My very own picture of former POTUS Bill Clinton
I have always enjoyed working for an energy efficiency utility, but this perk really took it to a new level. On October 1, President Bill Clinton himself gave the keynote address at the 2014 World Energy Engineering Conference in Washington, DC, and I was in attendance.
This was, needless to say, the highlight of the conference. Every panel I went to after that referred to his speech - "as Bill Clinton said yesterday" and such. Follow me below the fold for an overview.
I broke his address down into three main themes:
Energy Efficiency and Renewable Energy Financing
One theme Mr. Clinton focused on was the challenge of financing non-fossil fuel energy projects.
"A lot of the things you all have been working for —solar, wind, building efficiency, geothermal...— we're on the verge of being able to achieve, but we still have a hundred year old finance system holding back 21st century energy growth," Clinton said to a group of energy and engineering experts.
"It's all in the financing. The reason we have not done more of this, is not enough companies are willing or able to self-finance, and the financial system looks at this as not a good deal," he added.
This is well known in the industry, and it was great to hear him say it. Why are people willing to finance a coal plant that has a twenty year payback, but not energy efficiency projects that have a seven year payback?
The reason, of course, is that the regulatory structure makes the coal plant a safe bet. Without gong into detail here, you have a finance and regulatory system that had a 100-year head start. For renewables and efficiency, we need to catch up.
I was thrilled to hear him specifically refer to improved transparency and rigor in energy savings calculations. Investors need to have credible information before they will put $ on the line.
Economic Development
Mr. Clinton was involved with the development of wind farms in the Dominican Republic, and it was a phenomenal success. Apparently, that island nation (well, half an island) had previously relied on diesel generators for their electric needs. This was extremely expensive and unreliable, with daily power outages and a retail electric price of $0.37/kWh. Obviously, the fuel needed to be shipped in to the island it was an economic burden to the country as a whole.

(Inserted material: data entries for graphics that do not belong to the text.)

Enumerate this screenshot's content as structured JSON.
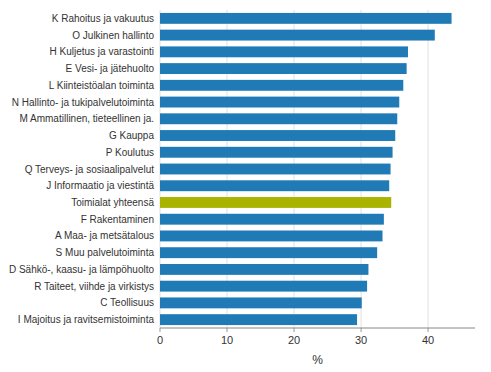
{
  "chart_data": {
    "type": "bar",
    "orientation": "horizontal",
    "categories": [
      "K Rahoitus ja vakuutus",
      "O Julkinen hallinto",
      "H Kuljetus ja varastointi",
      "E Vesi- ja jätehuolto",
      "L Kiinteistöalan toiminta",
      "N Hallinto- ja tukipalvelutoiminta",
      "M Ammatillinen, tieteellinen ja.",
      "G Kauppa",
      "P Koulutus",
      "Q Terveys- ja sosiaalipalvelut",
      "J Informaatio ja viestintä",
      "Toimialat yhteensä",
      "F Rakentaminen",
      "A Maa- ja metsätalous",
      "S Muu palvelutoiminta",
      "D Sähkö-, kaasu- ja lämpöhuolto",
      "R Taiteet, viihde ja virkistys",
      "C Teollisuus",
      "I Majoitus ja ravitsemistoiminta"
    ],
    "values": [
      43.5,
      41.0,
      37.0,
      36.8,
      36.3,
      35.7,
      35.4,
      35.1,
      34.7,
      34.4,
      34.2,
      34.5,
      33.4,
      33.2,
      32.4,
      31.1,
      30.9,
      30.1,
      29.4
    ],
    "colors": [
      "#1f7ab5",
      "#1f7ab5",
      "#1f7ab5",
      "#1f7ab5",
      "#1f7ab5",
      "#1f7ab5",
      "#1f7ab5",
      "#1f7ab5",
      "#1f7ab5",
      "#1f7ab5",
      "#1f7ab5",
      "#a8b400",
      "#1f7ab5",
      "#1f7ab5",
      "#1f7ab5",
      "#1f7ab5",
      "#1f7ab5",
      "#1f7ab5",
      "#1f7ab5"
    ],
    "xlabel": "%",
    "xlim": [
      0,
      47
    ],
    "xticks": [
      0,
      10,
      20,
      30,
      40
    ],
    "grid": true
  }
}
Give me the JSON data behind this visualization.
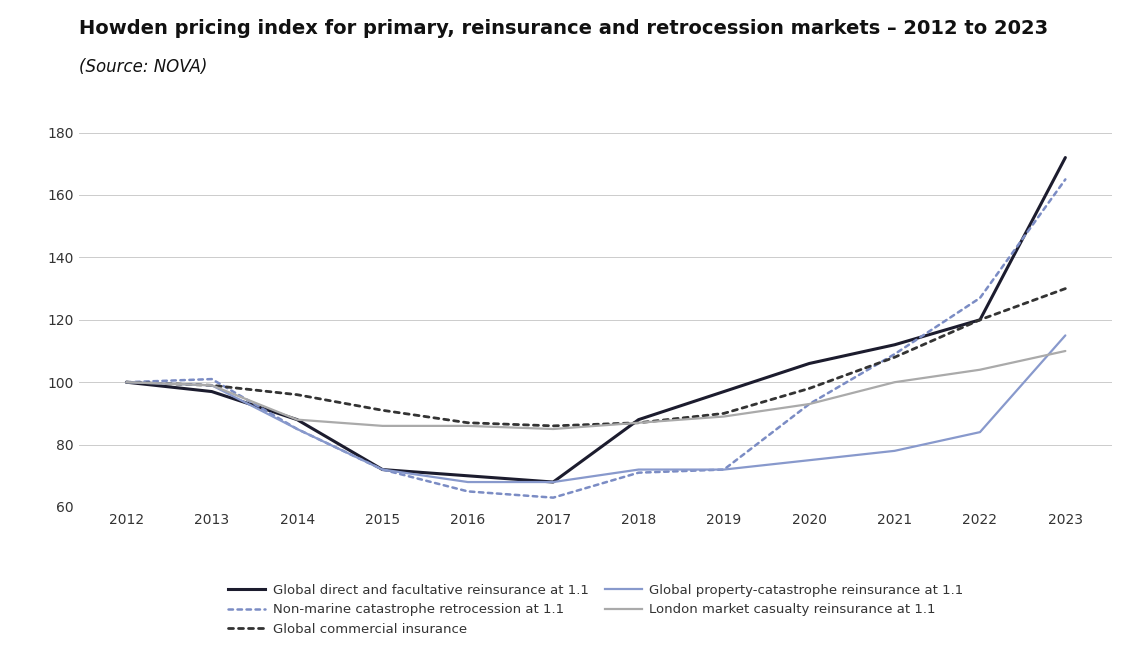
{
  "title_line1": "Howden pricing index for primary, reinsurance and retrocession markets – 2012 to 2023",
  "title_line2": "(Source: NOVA)",
  "years": [
    2012,
    2013,
    2014,
    2015,
    2016,
    2017,
    2018,
    2019,
    2020,
    2021,
    2022,
    2023
  ],
  "series": [
    {
      "key": "global_direct",
      "label": "Global direct and facultative reinsurance at 1.1",
      "color": "#1c1c2e",
      "linestyle": "solid",
      "linewidth": 2.2,
      "values": [
        100,
        97,
        88,
        72,
        70,
        68,
        88,
        97,
        106,
        112,
        120,
        172
      ]
    },
    {
      "key": "non_marine_cat",
      "label": "Non-marine catastrophe retrocession at 1.1",
      "color": "#7b8cc4",
      "linestyle": "dotted",
      "linewidth": 1.8,
      "values": [
        100,
        101,
        85,
        72,
        65,
        63,
        71,
        72,
        93,
        109,
        127,
        165
      ]
    },
    {
      "key": "global_commercial",
      "label": "Global commercial insurance",
      "color": "#333333",
      "linestyle": "dotted",
      "linewidth": 2.0,
      "values": [
        100,
        99,
        96,
        91,
        87,
        86,
        87,
        90,
        98,
        108,
        120,
        130
      ]
    },
    {
      "key": "global_property_cat",
      "label": "Global property-catastrophe reinsurance at 1.1",
      "color": "#8899cc",
      "linestyle": "solid",
      "linewidth": 1.6,
      "values": [
        100,
        99,
        85,
        72,
        68,
        68,
        72,
        72,
        75,
        78,
        84,
        115
      ]
    },
    {
      "key": "london_casualty",
      "label": "London market casualty reinsurance at 1.1",
      "color": "#aaaaaa",
      "linestyle": "solid",
      "linewidth": 1.6,
      "values": [
        100,
        99,
        88,
        86,
        86,
        85,
        87,
        89,
        93,
        100,
        104,
        110
      ]
    }
  ],
  "legend_order": [
    [
      "global_direct",
      "non_marine_cat"
    ],
    [
      "global_commercial",
      "global_property_cat"
    ],
    [
      "london_casualty"
    ]
  ],
  "ylim": [
    60,
    185
  ],
  "yticks": [
    60,
    80,
    100,
    120,
    140,
    160,
    180
  ],
  "background_color": "#ffffff",
  "grid_color": "#cccccc",
  "title_fontsize": 14,
  "subtitle_fontsize": 12,
  "tick_fontsize": 10,
  "legend_fontsize": 9.5
}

After the installation of the wind farm, the price dropped to $0.25/kWh and the reliability of the grid vastly improved. As time progresses, the addition of more wind or solar will improve things further.
His new grand-daughter
This address was on October 1, so the September 27 birth of Charlotte Clinton Mezvinsky was still pretty fresh on his mind.
It was quite moving to hear Mr. Clinton talk about his own father, William Jefferson Blythe, who died three months before the future president was born. The same thoughts that went through his mind when Chelsea was born cropped up again - not only did Bill experiencing something that his father did not when Chelsea was born, now that child was bringing a child into the world. He described the experience of "seeing a brain turn on" and various "first's". Then he stopped for a minute and said "this is what it's all about."
At the end of the day, he was standing there as a grandfather who had the same feelings I had when my children were born. It really was something.
Definitely a worthwhile conference :-).